Gender norms and gender-based discrimination are critical drivers of family planning (FP) outcomes in India and globally. With more than 70% of contraceptive-users worldwide being women, global contraceptive-use is genderimbalanced (UNDESA, 2019). Family planning practices are further stratified in terms of reproductive justice, i.e., to what social group is reproduction a matter of freedom and choice, and to what degree is it a space of being under surveillance; this intersects with systems of racism, socioeconomic disparities, religious identity, and more.
In India, both these forms of critique are prominent and must be examined. Currently, India reports one of the highest rates of female sterilisation in the world — 36% of married or sexually active women and 29% of women of reproductive age (15-49) report it as their primary contraceptive method. On the other hand, the uptake of vasectomy is between 0.2-0.3%. Within modern contraception methods, which exclude traditional methods like withdrawal and rhythm, the share of female sterilisation is 75.5% (NFHS-4: UNDESA, 2019). According to the recently-published NFHS-5 Phase-I data, female sterilisation continues to be the most prevalent modern contraceptive method in India, both in rural and urban areas. Out of the 22 states/union territories surveyed, only six areas do not report female sterilisation as the most prevalent modern contraception. In these states, though, the female pill and IUD (intrauterine device) emerge as the most common contraception, hence the responsibility still residing with the female body. States like Andhra Pradesh, Telangana, and Karnataka report a share of female sterilisation higher than 50% (NFHS-5).
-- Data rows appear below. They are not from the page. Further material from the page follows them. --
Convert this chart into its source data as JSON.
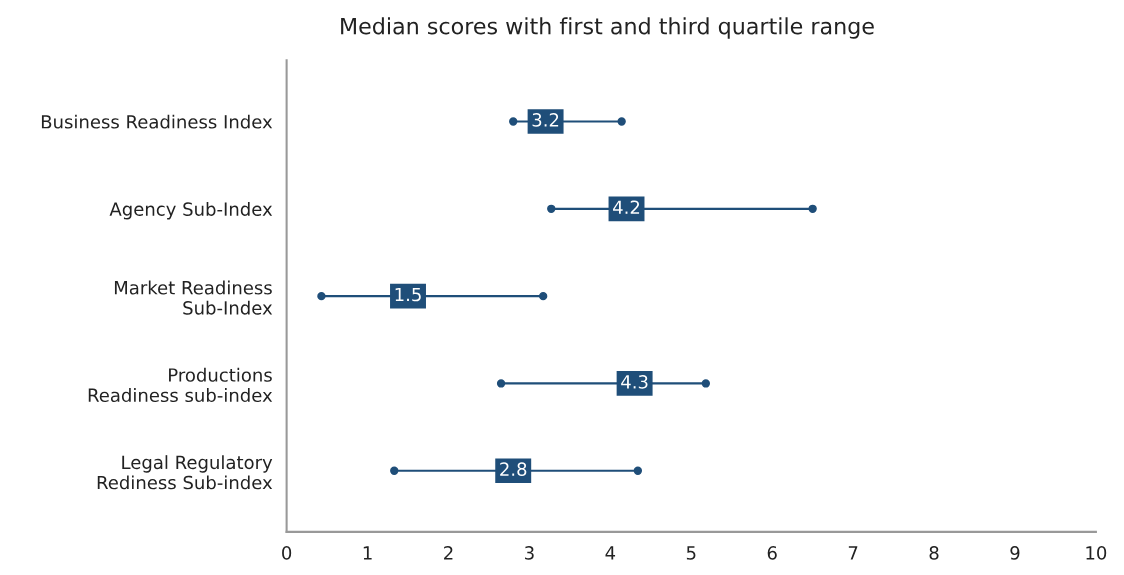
{
  "chart_data": {
    "type": "bar",
    "orientation": "horizontal",
    "title": "Median scores with first and third quartile range",
    "categories": [
      "Business Readiness Index",
      "Agency Sub-Index",
      "Market Readiness\nSub-Index",
      "Productions\nReadiness sub-index",
      "Legal Regulatory\nRediness Sub-index"
    ],
    "series": [
      {
        "color": "#1f4e79",
        "base": [
          2.8,
          3.27,
          0.43,
          2.65,
          1.33
        ],
        "values": [
          1.34,
          3.23,
          2.74,
          2.53,
          3.01
        ]
      },
      {
        "type": "scatter",
        "color": "#1f4e79",
        "marker": "circle",
        "values": [
          2.8,
          3.27,
          0.43,
          2.65,
          1.33
        ]
      },
      {
        "type": "scatter",
        "color": "#1f4e79",
        "marker": "circle",
        "values": [
          4.14,
          6.5,
          3.17,
          5.18,
          4.34
        ]
      },
      {
        "type": "scatter",
        "color": "#1f4e79",
        "marker": "square",
        "values": [
          3.2,
          4.2,
          1.5,
          4.3,
          2.8
        ],
        "value_labels": [
          "3.2",
          "4.2",
          "1.5",
          "4.3",
          "2.8"
        ]
      }
    ],
    "xlim": [
      0,
      10
    ],
    "xticks": [
      0,
      1,
      2,
      3,
      4,
      5,
      6,
      7,
      8,
      9,
      10
    ],
    "grid": false,
    "legend": false
  }
}
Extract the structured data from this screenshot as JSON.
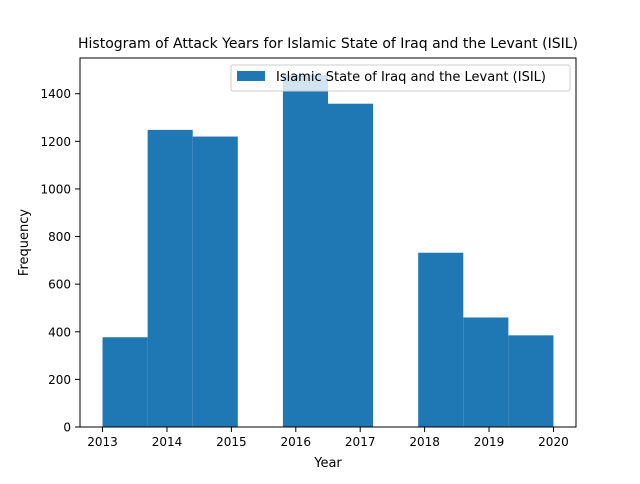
{
  "chart_data": {
    "type": "bar",
    "title": "Histogram of Attack Years for Islamic State of Iraq and the Levant (ISIL)",
    "xlabel": "Year",
    "ylabel": "Frequency",
    "x_ticks": [
      "2013",
      "2014",
      "2015",
      "2016",
      "2017",
      "2018",
      "2019",
      "2020"
    ],
    "y_ticks": [
      "0",
      "200",
      "400",
      "600",
      "800",
      "1000",
      "1200",
      "1400"
    ],
    "xlim": [
      2012.65,
      2020.35
    ],
    "ylim": [
      0,
      1550
    ],
    "legend_position": "top-right",
    "grid": false,
    "bar_color": "#1f77b4",
    "series": [
      {
        "name": "Islamic State of Iraq and the Levant (ISIL)",
        "bins": [
          {
            "start": 2013.0,
            "end": 2013.7,
            "value": 377
          },
          {
            "start": 2013.7,
            "end": 2014.4,
            "value": 1248
          },
          {
            "start": 2014.4,
            "end": 2015.1,
            "value": 1220
          },
          {
            "start": 2015.1,
            "end": 2015.8,
            "value": 0
          },
          {
            "start": 2015.8,
            "end": 2016.5,
            "value": 1480
          },
          {
            "start": 2016.5,
            "end": 2017.2,
            "value": 1358
          },
          {
            "start": 2017.2,
            "end": 2017.9,
            "value": 0
          },
          {
            "start": 2017.9,
            "end": 2018.6,
            "value": 732
          },
          {
            "start": 2018.6,
            "end": 2019.3,
            "value": 460
          },
          {
            "start": 2019.3,
            "end": 2020.0,
            "value": 385
          }
        ]
      }
    ]
  }
}
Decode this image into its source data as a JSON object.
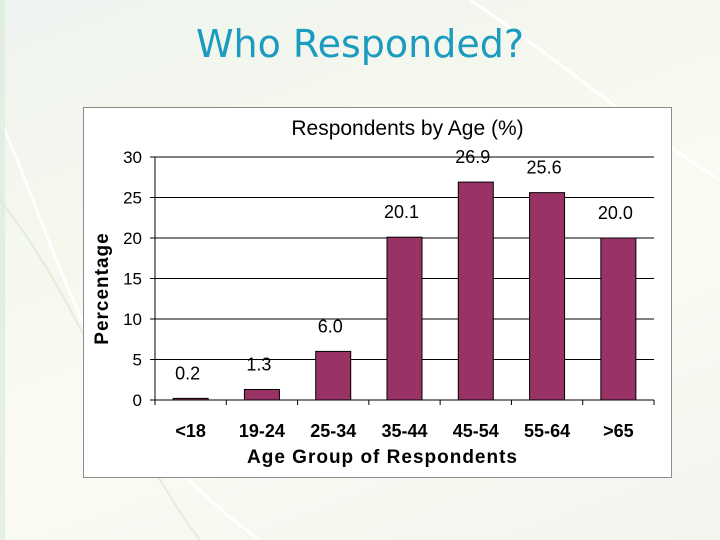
{
  "slide": {
    "title": "Who Responded?"
  },
  "chart_data": {
    "type": "bar",
    "title": "Respondents by Age (%)",
    "xlabel": "Age Group of Respondents",
    "ylabel": "Percentage",
    "categories": [
      "<18",
      "19-24",
      "25-34",
      "35-44",
      "45-54",
      "55-64",
      ">65"
    ],
    "values": [
      0.2,
      1.3,
      6.0,
      20.1,
      26.9,
      25.6,
      20.0
    ],
    "data_labels": [
      "0.2",
      "1.3",
      "6.0",
      "20.1",
      "26.9",
      "25.6",
      "20.0"
    ],
    "ylim": [
      0,
      30
    ],
    "yticks": [
      0,
      5,
      10,
      15,
      20,
      25,
      30
    ],
    "grid": true,
    "legend": "none",
    "bar_color": "#993366"
  }
}
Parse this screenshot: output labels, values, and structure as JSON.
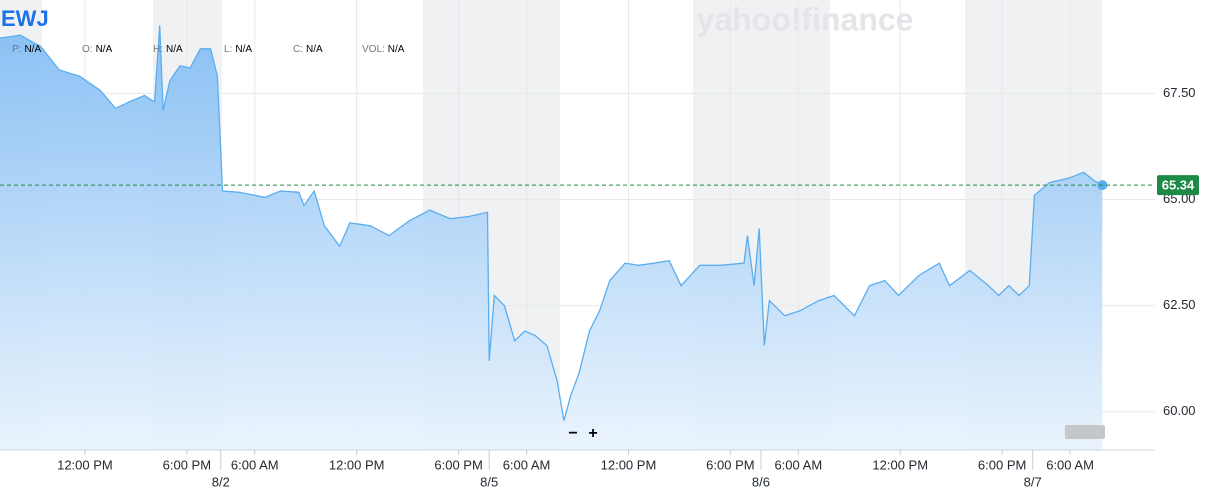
{
  "chart_data": {
    "type": "area",
    "title": "EWJ",
    "watermark": "yahoo!finance",
    "quote_fields": [
      {
        "label": "P:",
        "value": "N/A"
      },
      {
        "label": "O:",
        "value": "N/A"
      },
      {
        "label": "H:",
        "value": "N/A"
      },
      {
        "label": "L:",
        "value": "N/A"
      },
      {
        "label": "C:",
        "value": "N/A"
      },
      {
        "label": "VOL:",
        "value": "N/A"
      }
    ],
    "zoom_controls": [
      "−",
      "+"
    ],
    "color": "#5aaef0",
    "x": [
      0,
      1.2,
      2.4,
      3.5,
      4.7,
      5.9,
      6.8,
      7.6,
      8.5,
      9.1,
      9.4,
      9.6,
      10.0,
      10.6,
      11.2,
      11.8,
      12.4,
      12.8,
      13.1,
      14.1,
      15.6,
      16.5,
      17.6,
      17.9,
      18.5,
      19.1,
      20.0,
      20.6,
      21.8,
      22.9,
      24.1,
      25.3,
      26.5,
      27.6,
      28.7,
      28.8,
      29.1,
      29.7,
      30.3,
      30.9,
      31.5,
      32.2,
      32.8,
      33.2,
      33.6,
      34.1,
      34.7,
      35.3,
      35.9,
      36.8,
      37.6,
      38.5,
      39.4,
      40.1,
      41.2,
      42.4,
      43.8,
      44.0,
      44.4,
      44.7,
      45.0,
      45.3,
      46.2,
      47.1,
      48.2,
      49.1,
      50.3,
      51.2,
      52.1,
      52.9,
      54.1,
      55.3,
      55.9,
      57.1,
      58.2,
      58.8,
      59.4,
      60.0,
      60.6,
      60.9,
      61.8,
      62.9,
      63.8,
      64.4,
      64.9
    ],
    "values": [
      68.8,
      68.87,
      68.6,
      68.05,
      67.9,
      67.57,
      67.15,
      67.3,
      67.45,
      67.3,
      69.1,
      67.1,
      67.8,
      68.15,
      68.1,
      68.55,
      68.55,
      67.9,
      65.2,
      65.17,
      65.05,
      65.2,
      65.17,
      64.86,
      65.2,
      64.38,
      63.9,
      64.45,
      64.38,
      64.15,
      64.5,
      64.75,
      64.55,
      64.6,
      64.7,
      61.2,
      62.74,
      62.5,
      61.67,
      61.9,
      61.8,
      61.56,
      60.73,
      59.79,
      60.38,
      60.92,
      61.9,
      62.38,
      63.09,
      63.5,
      63.45,
      63.5,
      63.56,
      62.97,
      63.45,
      63.45,
      63.5,
      64.15,
      62.97,
      64.32,
      61.56,
      62.62,
      62.26,
      62.38,
      62.62,
      62.74,
      62.26,
      62.97,
      63.09,
      62.74,
      63.21,
      63.5,
      62.97,
      63.33,
      62.97,
      62.74,
      62.97,
      62.74,
      62.97,
      65.1,
      65.4,
      65.5,
      65.64,
      65.45,
      65.34
    ],
    "last_price": 65.34,
    "last_price_color": "#1e8a48",
    "xlim": [
      0,
      68
    ],
    "xticks": [
      {
        "value": 5,
        "label": "12:00 PM"
      },
      {
        "value": 11,
        "label": "6:00 PM"
      },
      {
        "value": 15,
        "label": "6:00 AM"
      },
      {
        "value": 21,
        "label": "12:00 PM"
      },
      {
        "value": 27,
        "label": "6:00 PM"
      },
      {
        "value": 31,
        "label": "6:00 AM"
      },
      {
        "value": 37,
        "label": "12:00 PM"
      },
      {
        "value": 43,
        "label": "6:00 PM"
      },
      {
        "value": 47,
        "label": "6:00 AM"
      },
      {
        "value": 53,
        "label": "12:00 PM"
      },
      {
        "value": 59,
        "label": "6:00 PM"
      },
      {
        "value": 63,
        "label": "6:00 AM"
      }
    ],
    "date_labels": [
      {
        "value": 13,
        "label": "8/2"
      },
      {
        "value": 28.8,
        "label": "8/5"
      },
      {
        "value": 44.8,
        "label": "8/6"
      },
      {
        "value": 60.8,
        "label": "8/7"
      }
    ],
    "ylim": [
      59.1,
      69.7
    ],
    "yticks": [
      {
        "value": 60,
        "label": "60.00"
      },
      {
        "value": 62.5,
        "label": "62.50"
      },
      {
        "value": 65,
        "label": "65.00"
      },
      {
        "value": 67.5,
        "label": "67.50"
      }
    ],
    "grid": true
  }
}
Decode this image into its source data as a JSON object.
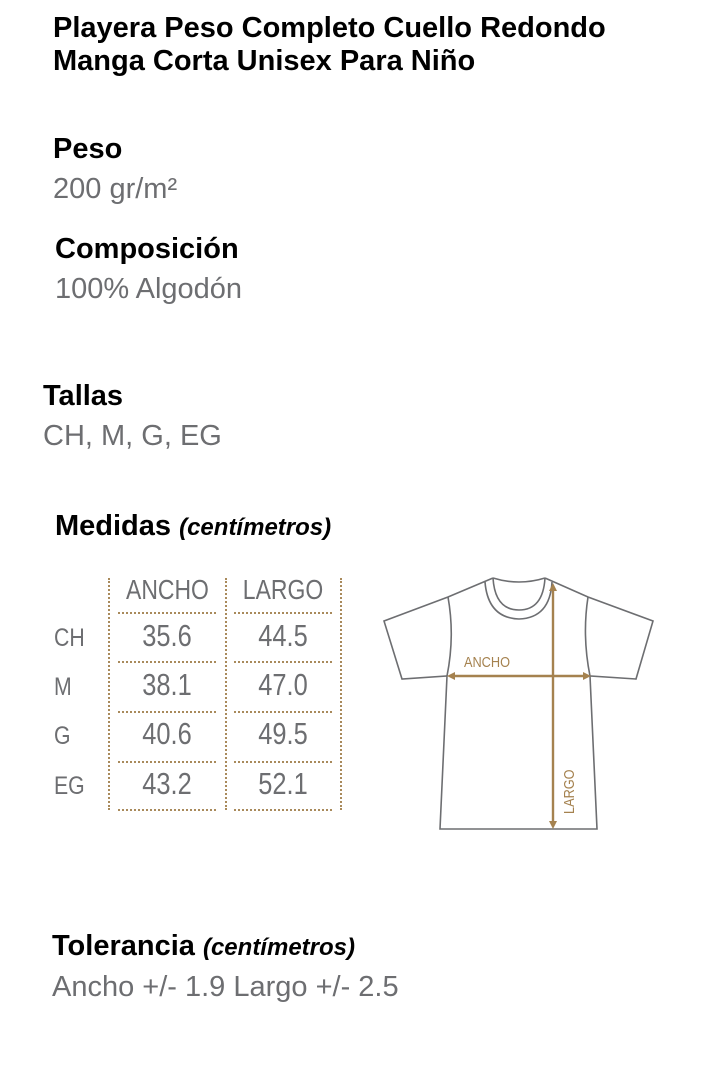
{
  "title_line1": "Playera Peso Completo Cuello Redondo",
  "title_line2": "Manga Corta Unisex Para Niño",
  "peso": {
    "label": "Peso",
    "value": "200 gr/m²"
  },
  "composicion": {
    "label": "Composición",
    "value": "100% Algodón"
  },
  "tallas": {
    "label": "Tallas",
    "value": "CH, M, G, EG"
  },
  "medidas": {
    "label": "Medidas",
    "unit": "(centímetros)",
    "columns": [
      "ANCHO",
      "LARGO"
    ],
    "rows": [
      {
        "size": "CH",
        "ancho": "35.6",
        "largo": "44.5"
      },
      {
        "size": "M",
        "ancho": "38.1",
        "largo": "47.0"
      },
      {
        "size": "G",
        "ancho": "40.6",
        "largo": "49.5"
      },
      {
        "size": "EG",
        "ancho": "43.2",
        "largo": "52.1"
      }
    ]
  },
  "diagram": {
    "ancho_label": "ANCHO",
    "largo_label": "LARGO",
    "accent_color": "#a5824f",
    "outline_color": "#6d6e71"
  },
  "tolerancia": {
    "label": "Tolerancia",
    "unit": "(centímetros)",
    "value": "Ancho +/- 1.9 Largo +/- 2.5"
  }
}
This gender disparity in the uptake of contraceptives is rooted in a sociohistorical context of how birth control originated in the country, and how it has since been a component of developmental and demographic policies. Birth control was introduced in the postcolonial countries during the mid-1900s amidst the emerging post-war population debate. Accordingly, the Global South’s newly independent governments actively took to the family planning movement — and India was one of them. Here in India, the nationalist movement, and later the nation-building project, structured much of the family planning policies. As early Indian feminism remained overshadowed by narratives of budding nationalism and development, family planning flourished as an elitist project of population management (Ahluwalia, 2008), where lower-caste and working-class bodies were at once identified as ‘fecund bodies’ who needed increased surveillance of their reproductive and sexual behaviours (Rao, 2004; Devika, 2008)4. Thus, in India, the cause of gender within family planning and contraception was watered down at the very origins.